Archeologists also found Chesapeake Pipes at Flowerdew Hundred, and on many other historic sites. These pipes were made from local clays, and range in color from dark grey to orange. They also have distinctive designs.  Chesapeake pipes were produced between 1608 and 1700. Archeologists debate about which group of people produced them. In the 1950s, archeologists believed the pipes were made by Native Americans and used by Europeans and enslaved Africans. The designs on the pipes were similar to those made by Native Americans in the Middle Atlantic region. Archeologists in Delaware, Virginia, Maryland, and North Carolina noted the presence of locally made pipes that provided further evidence. By the 1980s, archeologists believed the pipes were produced by enslaved Africans. Archeologists found similarities in the designs of the Chesapeake pipe to the ceramics and other materials produced by West Africans. The production of the Chesapeake pipes also coincided with the arrival of West African slaves. More recent studies of the Chesapeake pipes have reexamined the identity of the people who produced the pipes. Archeologists are now asking what can the pipes reveal about interactions between groups. Archeologists now believe that Chesapeake pipes were the result of interactions between Native Americans, enslaved Africans, and Europeans.
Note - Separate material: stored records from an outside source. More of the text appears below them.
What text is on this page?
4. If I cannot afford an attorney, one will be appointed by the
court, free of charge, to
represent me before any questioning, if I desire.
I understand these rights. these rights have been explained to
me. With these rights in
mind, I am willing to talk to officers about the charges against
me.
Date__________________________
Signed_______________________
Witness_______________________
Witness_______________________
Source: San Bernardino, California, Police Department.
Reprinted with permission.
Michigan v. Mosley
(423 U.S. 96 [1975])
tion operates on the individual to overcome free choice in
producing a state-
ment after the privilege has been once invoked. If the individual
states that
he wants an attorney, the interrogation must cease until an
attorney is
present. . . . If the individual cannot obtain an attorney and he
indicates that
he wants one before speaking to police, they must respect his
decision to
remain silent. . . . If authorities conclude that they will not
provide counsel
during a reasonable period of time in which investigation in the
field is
The latest type of pipe that was found at Flowerdew are imported pipes. Imported pipes are found so often on colonial sites that they are compared to the modern cigarette butt.  Imported pipes were made in England and Holland and shipped to the  New World in the 1600s and 1700s. Archeologists have used imported pipes to date historic archeological sites from the 1600s and 1700s. Imported pipes are dated by the hole in the pipe stem. In the 1600s and 1700s, the shapes of pipes changed in response to fluctuating tobacco prices. The pipe stem became longer. The pipe bowl  became bigger, and the diameter of the hole in the stem became smaller. The ability to import pipes also speaks to social status and consumer behavior. Archeologists believe that colonists imported pipes to signal their wealth and status in the society. This would help distinguish them from those who could only afford Chesapeake pipes.